# Torsional oscillator with angular displacement

1. Apr 24, 2013

### Robertoalva

1. A torsional oscillator of rotational inertia 2.1 kg·m2 and torsional constant 3.4 N·m/rad has a total energy of 5.4 J.
What is its maximum angular displacement?
What is its maximum angular speed?

2. Relevant equations
θ(t)=Acosωt

3. The attempt at a solution
still trying to think on how to use the energy given, I can't relate kinetic energy...

2. Apr 24, 2013

### mhsd91

I'm not sure if i completely understand the question, so please feel free to correct me.

Now, consider a torsional oscillator: f.ex. a mass at the end of a wire: The mass has the angular inertia, $I$, and the wire it's torsional constant, $\tau_{c}$, with values as specified. Assuming the total energy is conserved (no friction or outside forces), the total energy will be the sum of: (I) the potential energy, $E_{pot}$, corresponding to the work needed to rotate the mass to some angular displacement. (II) the kinetic energy, $E_{kin}$, due to the mass' velocity and angular inertia.
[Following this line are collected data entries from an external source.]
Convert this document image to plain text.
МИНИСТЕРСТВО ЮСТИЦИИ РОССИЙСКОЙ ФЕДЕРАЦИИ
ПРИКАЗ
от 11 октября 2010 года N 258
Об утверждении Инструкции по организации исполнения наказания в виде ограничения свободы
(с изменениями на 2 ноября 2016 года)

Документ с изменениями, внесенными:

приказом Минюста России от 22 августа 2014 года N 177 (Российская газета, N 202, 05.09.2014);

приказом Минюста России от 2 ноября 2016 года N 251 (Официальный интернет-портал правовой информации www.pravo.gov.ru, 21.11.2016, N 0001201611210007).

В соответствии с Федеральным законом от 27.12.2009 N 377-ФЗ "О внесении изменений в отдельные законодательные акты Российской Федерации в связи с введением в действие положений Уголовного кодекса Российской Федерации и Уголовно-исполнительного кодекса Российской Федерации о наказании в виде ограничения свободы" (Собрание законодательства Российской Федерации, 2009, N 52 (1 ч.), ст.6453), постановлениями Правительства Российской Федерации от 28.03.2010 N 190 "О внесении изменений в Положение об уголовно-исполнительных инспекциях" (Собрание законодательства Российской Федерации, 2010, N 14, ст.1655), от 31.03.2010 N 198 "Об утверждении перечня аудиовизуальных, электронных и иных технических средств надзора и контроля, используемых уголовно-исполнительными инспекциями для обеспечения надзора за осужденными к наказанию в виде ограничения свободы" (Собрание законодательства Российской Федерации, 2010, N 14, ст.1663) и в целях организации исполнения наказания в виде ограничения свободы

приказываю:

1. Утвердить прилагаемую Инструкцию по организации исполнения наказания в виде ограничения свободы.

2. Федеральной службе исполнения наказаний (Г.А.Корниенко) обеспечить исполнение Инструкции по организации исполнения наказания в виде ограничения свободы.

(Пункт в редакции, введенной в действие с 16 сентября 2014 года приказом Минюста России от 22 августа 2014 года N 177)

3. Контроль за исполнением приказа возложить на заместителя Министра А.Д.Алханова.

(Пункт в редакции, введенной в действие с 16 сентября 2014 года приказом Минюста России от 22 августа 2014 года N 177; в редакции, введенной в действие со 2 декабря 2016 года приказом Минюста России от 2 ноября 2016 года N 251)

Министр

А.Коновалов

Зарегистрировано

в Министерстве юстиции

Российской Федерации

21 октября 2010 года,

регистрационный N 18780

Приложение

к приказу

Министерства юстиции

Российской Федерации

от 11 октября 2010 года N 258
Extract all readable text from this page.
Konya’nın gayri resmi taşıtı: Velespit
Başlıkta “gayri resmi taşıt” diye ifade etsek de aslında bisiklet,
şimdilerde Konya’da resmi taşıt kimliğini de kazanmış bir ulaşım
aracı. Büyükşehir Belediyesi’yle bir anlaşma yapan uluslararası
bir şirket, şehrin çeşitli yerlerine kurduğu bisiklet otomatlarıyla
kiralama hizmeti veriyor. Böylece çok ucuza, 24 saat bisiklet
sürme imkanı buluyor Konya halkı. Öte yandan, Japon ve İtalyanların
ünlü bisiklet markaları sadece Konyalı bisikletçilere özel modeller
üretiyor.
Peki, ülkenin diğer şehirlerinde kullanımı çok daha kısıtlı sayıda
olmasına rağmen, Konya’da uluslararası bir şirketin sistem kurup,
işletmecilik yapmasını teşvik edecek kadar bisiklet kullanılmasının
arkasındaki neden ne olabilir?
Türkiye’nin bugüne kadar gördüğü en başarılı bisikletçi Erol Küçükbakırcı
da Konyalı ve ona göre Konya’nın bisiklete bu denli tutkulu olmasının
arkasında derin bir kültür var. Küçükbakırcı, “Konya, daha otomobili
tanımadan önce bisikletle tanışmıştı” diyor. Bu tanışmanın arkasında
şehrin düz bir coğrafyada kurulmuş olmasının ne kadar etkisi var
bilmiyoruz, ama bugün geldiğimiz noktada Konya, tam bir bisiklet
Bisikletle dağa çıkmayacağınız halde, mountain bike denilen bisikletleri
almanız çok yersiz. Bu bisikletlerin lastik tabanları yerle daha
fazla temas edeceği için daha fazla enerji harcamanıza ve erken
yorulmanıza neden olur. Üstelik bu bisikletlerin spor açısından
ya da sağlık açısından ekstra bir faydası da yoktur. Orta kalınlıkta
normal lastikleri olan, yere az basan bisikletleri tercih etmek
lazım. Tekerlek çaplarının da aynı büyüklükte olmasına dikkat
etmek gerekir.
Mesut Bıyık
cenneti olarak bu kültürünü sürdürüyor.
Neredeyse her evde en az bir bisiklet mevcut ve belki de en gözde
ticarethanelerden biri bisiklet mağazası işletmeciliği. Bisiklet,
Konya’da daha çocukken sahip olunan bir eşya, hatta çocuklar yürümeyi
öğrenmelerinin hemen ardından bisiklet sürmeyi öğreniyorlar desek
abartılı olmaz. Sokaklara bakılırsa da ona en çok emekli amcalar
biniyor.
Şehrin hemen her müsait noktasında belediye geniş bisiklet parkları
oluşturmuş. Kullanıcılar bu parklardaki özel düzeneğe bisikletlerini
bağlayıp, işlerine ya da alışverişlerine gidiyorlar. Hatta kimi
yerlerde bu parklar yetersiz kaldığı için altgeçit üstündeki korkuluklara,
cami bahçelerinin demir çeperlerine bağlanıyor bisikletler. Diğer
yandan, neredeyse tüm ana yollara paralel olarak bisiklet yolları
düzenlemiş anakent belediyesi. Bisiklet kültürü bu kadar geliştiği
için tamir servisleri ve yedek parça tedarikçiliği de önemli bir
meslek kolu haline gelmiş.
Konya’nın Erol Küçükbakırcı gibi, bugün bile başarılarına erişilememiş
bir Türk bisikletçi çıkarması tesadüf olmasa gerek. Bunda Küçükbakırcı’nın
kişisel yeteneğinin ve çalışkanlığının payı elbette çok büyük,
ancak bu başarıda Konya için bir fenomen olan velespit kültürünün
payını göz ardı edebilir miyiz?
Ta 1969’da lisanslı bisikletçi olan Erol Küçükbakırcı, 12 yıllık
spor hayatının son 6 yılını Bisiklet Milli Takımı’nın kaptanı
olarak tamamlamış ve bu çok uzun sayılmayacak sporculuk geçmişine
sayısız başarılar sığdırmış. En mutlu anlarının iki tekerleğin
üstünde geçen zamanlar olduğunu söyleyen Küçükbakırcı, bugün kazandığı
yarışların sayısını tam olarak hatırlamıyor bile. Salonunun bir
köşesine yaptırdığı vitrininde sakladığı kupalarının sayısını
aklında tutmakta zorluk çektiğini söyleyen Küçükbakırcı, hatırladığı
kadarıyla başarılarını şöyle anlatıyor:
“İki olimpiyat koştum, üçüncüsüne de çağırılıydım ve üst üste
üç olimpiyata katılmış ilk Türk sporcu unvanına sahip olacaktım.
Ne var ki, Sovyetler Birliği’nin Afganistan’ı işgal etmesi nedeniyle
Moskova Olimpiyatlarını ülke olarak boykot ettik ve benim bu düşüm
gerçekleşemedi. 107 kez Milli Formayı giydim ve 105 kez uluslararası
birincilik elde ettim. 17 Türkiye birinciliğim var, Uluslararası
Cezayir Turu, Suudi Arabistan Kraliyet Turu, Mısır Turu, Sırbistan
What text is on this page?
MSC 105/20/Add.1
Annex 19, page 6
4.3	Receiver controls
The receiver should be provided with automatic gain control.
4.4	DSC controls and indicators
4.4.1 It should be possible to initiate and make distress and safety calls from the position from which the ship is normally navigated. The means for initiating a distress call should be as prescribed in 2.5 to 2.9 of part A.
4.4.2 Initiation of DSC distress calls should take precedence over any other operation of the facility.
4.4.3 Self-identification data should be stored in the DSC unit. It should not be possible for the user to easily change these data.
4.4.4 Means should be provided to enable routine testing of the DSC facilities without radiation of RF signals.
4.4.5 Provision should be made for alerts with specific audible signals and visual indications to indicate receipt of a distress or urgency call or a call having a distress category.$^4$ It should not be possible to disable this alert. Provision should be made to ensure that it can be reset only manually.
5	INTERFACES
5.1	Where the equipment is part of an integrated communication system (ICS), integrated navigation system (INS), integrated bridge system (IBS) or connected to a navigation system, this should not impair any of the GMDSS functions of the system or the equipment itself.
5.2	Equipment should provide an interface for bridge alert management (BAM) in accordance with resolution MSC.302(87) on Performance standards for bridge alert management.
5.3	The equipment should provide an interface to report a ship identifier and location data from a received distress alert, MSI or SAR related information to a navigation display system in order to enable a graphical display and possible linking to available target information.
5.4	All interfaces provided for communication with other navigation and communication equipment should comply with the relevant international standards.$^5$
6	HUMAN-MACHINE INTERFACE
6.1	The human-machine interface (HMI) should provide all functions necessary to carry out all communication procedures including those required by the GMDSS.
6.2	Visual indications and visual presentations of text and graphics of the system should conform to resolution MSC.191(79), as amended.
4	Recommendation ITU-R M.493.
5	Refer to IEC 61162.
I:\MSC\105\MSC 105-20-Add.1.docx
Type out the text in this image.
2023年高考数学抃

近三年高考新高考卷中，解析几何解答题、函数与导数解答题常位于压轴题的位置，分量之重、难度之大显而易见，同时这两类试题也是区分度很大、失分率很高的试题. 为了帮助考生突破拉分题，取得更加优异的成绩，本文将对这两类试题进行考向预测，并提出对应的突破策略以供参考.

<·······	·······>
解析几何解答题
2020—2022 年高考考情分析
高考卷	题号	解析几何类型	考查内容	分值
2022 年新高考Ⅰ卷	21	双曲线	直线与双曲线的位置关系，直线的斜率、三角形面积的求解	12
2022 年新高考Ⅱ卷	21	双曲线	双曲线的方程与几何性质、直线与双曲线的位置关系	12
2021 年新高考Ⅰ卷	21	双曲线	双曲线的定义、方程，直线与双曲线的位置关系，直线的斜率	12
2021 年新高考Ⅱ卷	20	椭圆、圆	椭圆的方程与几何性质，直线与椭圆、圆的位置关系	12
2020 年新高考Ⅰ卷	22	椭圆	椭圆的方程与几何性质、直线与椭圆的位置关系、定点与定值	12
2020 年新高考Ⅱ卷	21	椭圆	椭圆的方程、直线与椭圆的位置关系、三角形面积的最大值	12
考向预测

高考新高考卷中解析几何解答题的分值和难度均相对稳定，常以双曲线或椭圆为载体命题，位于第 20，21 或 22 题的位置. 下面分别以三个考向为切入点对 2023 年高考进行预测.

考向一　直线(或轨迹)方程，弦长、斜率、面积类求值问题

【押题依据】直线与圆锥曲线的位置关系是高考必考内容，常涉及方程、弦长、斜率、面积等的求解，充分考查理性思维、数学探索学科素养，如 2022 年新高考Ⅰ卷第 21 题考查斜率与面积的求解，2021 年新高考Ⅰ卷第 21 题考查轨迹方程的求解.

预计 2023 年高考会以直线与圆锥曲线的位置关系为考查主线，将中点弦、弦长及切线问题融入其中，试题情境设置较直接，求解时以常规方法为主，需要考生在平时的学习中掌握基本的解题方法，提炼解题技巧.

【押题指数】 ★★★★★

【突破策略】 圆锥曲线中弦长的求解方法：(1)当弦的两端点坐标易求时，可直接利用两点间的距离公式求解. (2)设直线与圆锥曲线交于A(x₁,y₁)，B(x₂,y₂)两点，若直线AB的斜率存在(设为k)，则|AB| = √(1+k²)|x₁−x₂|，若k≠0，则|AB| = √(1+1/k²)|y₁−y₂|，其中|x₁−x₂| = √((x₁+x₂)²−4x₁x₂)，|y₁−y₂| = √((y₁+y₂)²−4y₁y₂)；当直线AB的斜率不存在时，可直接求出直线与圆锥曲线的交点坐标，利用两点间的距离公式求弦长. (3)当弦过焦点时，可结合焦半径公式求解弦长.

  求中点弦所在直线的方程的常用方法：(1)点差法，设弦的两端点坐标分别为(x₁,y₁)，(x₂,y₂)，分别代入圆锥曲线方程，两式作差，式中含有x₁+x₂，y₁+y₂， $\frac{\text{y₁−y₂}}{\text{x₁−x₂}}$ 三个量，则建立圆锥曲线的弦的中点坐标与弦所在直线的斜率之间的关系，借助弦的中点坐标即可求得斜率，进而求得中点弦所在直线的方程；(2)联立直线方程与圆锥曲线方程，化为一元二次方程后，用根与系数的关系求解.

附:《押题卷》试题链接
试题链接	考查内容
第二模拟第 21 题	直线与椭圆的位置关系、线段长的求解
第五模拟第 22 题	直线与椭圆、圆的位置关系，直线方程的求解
If you study the units of the torsional constant, $\tau_{c}$, you see that [N*m / rad] = [J / rad], applying that work is given from force times distance (newton meters). Hence, if the energy you submitted is the total energy, $E$, then the maximum angular displacement, $\theta_{max}$, will be when,
$E_{kin}=0 \\ E_{pot}= E = 5.4 J$

corresponding to the potential energy stored in the wire by 'twinning it up',
$\tau_{c} \cdot \theta_{max} = E_{pot}$

As you'll easily calculate yourself, inserting correct values and solving for $\theta_{max}$.

The maximum angular velocity, $\omega$, will then be at the point of rotation where,
$E_{pot}=0 \\ E_{kin}= E = 5.4 J \\ E_{kin} = \frac{1}{2} \cdot I \cdot \omega ^2$

Also there are all necessary values given: just solve for $\omega$. That should be it. Good Luck!

Last edited: Apr 24, 2013